La noticia, más que sorprender a los vecinos, causó impresión.
Los residentes de la urbanización Los Contadores no salieron del asombro cuando conocieron, a través de los medios de comunicación, que su vecina Ángela Barrantes habría acabado con la vida de su amiga Lilliam Arias.
“Ellas eran amigas, tenían una buena relación”, dijo Merlin Herrera, vecina de ambas mujeres.
Incluso, Barrantes la visitaba en su casa casi a diario, pues la víctima padecía de diabetes e insuficiencia renal desde hace muchos años, agregó Herrera.
Si en algo coinciden los vecinos cuando hablan de la principal sospechosa de la muerte de Arias, es en que era una persona “muy servicial y atenta”.
Además, destacaron que siempre les ayudaba con cualquier consulta médica, pues Barrantes, de 63 años, era auxiliar de enfermería, ya pensionada.
Sin embargo, Hortensia Arguello, que vive a la par de la familia de la víctima, destacó que últimamente veía que Barrantes “no estaba muy bien”.
“Andaba como desquiciada”, comentó la mujer.
Este es un hecho que la vecina atribuyó a su larga carrera en el Hospital Psiquiátrico.
Ambas vecinas, Arguello y Herrera, señalaron que la sospechosa era una mujer que también había sufrido mucho, pues padecía de cáncer de mama y ahora le estaban realizando exámenes.
Familiares a la espera.
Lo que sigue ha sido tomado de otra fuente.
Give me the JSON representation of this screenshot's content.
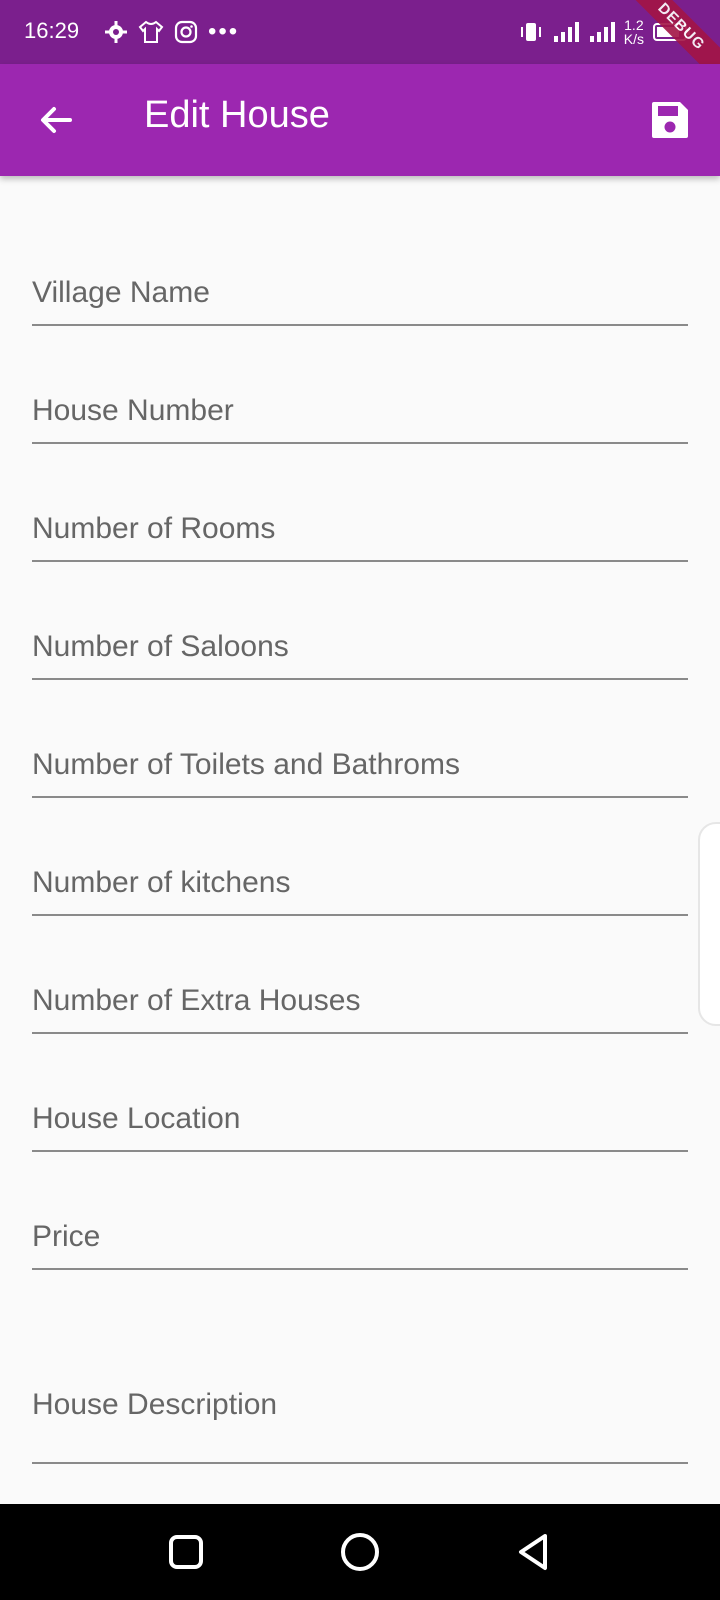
{
  "status_bar": {
    "time": "16:29",
    "net_speed_value": "1.2",
    "net_speed_unit": "K/s",
    "debug_banner": "DEBUG"
  },
  "app_bar": {
    "title": "Edit House",
    "back_icon": "arrow-left-icon",
    "save_icon": "save-icon",
    "color": "#9c27b0"
  },
  "form": {
    "fields": [
      {
        "label": "Village Name"
      },
      {
        "label": "House Number"
      },
      {
        "label": "Number of Rooms"
      },
      {
        "label": "Number of Saloons"
      },
      {
        "label": "Number of Toilets and Bathroms"
      },
      {
        "label": "Number of kitchens"
      },
      {
        "label": "Number of Extra Houses"
      },
      {
        "label": "House Location"
      },
      {
        "label": "Price"
      },
      {
        "label": "House Description"
      }
    ]
  },
  "nav_bar": {
    "recent_icon": "square-icon",
    "home_icon": "circle-icon",
    "back_icon": "triangle-back-icon"
  }
}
Aunque fuera doloroso para la familia y los vecinos, sabían que a la vida de Lilliam Arias no le quedaba mucho.
Así, la recordaron como una persona “muy colaboradora, que, además, cocinaba muy bien”.
Tras una larga enfermedad, el pasado domingo ingresó en el Hospital San Juan de Dios.
La fase terminal en la que se encontraba hizo que su familia tuviera todo preparado para el momento de su deceso.
Según relató su vecina Merlin Herrera, ella manifestó que quería vestir de blanco para el momento en el que le llegara la hora.
Luego de conocer la noticia, los familiares, marido e hijas, se habrían dirigido a Los Guido –en Desamparados– a recoger el vestido blanco que Arias había pedido, relató Herrera.
El plan para después consistía en velar el cuerpo en el salón comunal de la urbanización.
Entretanto, antes de llegar al Hospital, Martín Vargas, esposo de Lilliam Arias, recibió una llamada de la principal sospechosa de la muerte de su mujer.
“Ángela le dijo que se apresuraran porque Lilliam estaba solita y que ella les iba a ayudar con los trámites para sacar el cuerpo”, constató Herrera.
“Parece un tema como de eutanasia”, concluyó la mujer.